One of the claims associated with Option A is that by employing incineration, it avoids the methane produced by landfilling garbage, which is important because methane is a much more potent greenhouse gas than carbon dioxide. Methane is produced by the bio-degradation of organic material in an oxygen-deprived environment. Another way to prevent methane production is to keep organic material out of the waste stream by composting it, a component of Option B. Option B also avoids the production of considerable quantities of carbon dioxide that would result from dozens of trucks carrying garbage up the Valley and returning empty to the city every day.
The warden has said that another, more extensive business case is now required. At the same time, she has acknowledged that the mayors are not prepared to spend another nickel on one. This is good for the obvious reason that this idea is proving to be undeserving of any further expenditure of our locally-raised taxes. But beyond that, it could raise questions the mayors might want to consider before signing off on any further investment in this project.

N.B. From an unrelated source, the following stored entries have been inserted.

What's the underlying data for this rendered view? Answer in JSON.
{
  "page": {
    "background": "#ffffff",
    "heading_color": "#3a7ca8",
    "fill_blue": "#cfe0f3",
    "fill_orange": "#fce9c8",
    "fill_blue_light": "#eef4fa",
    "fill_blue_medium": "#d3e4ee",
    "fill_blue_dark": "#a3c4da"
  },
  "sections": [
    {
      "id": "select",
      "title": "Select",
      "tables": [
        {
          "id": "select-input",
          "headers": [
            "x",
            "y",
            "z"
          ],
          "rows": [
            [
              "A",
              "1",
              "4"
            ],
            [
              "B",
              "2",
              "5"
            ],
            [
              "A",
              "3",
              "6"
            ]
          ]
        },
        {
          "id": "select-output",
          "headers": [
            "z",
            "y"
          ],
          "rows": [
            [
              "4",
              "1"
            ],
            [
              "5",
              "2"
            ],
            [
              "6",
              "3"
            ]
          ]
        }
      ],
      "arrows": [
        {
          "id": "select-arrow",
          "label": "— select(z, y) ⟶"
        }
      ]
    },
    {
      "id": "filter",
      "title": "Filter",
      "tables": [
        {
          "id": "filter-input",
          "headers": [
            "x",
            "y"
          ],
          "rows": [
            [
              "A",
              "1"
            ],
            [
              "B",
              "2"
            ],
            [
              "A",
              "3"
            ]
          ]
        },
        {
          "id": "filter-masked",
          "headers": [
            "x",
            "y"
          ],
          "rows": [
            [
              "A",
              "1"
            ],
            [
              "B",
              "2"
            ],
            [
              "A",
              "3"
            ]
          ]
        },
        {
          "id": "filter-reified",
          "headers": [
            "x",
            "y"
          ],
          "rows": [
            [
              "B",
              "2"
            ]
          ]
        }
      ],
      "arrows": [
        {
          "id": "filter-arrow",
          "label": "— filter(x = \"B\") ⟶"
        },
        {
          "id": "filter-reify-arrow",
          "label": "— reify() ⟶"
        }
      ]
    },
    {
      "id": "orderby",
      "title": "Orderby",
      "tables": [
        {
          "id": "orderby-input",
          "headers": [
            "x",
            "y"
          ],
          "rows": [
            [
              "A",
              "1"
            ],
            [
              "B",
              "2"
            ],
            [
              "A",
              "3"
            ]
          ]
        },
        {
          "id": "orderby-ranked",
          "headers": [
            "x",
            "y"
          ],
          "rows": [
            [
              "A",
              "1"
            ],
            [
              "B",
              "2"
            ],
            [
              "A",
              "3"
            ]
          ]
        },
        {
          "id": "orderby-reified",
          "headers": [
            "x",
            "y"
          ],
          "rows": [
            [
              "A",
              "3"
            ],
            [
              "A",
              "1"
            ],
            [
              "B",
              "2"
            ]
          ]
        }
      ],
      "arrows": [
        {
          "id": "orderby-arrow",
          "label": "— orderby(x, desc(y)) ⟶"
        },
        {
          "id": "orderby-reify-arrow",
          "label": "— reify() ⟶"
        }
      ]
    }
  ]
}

One question is where would the money come from, if not the MRC budget, and what strings might be attached to it? Another is when does issuing successive sole-source contracts to the same company for an amount just under the threshold for competitive bidding risk being perceived as contract splitting? And would the MRC be any more transparent than it has been in its development of the focus of any further study, in the hopes that a question relevant to our actual needs would be selected as the basis of the analysis?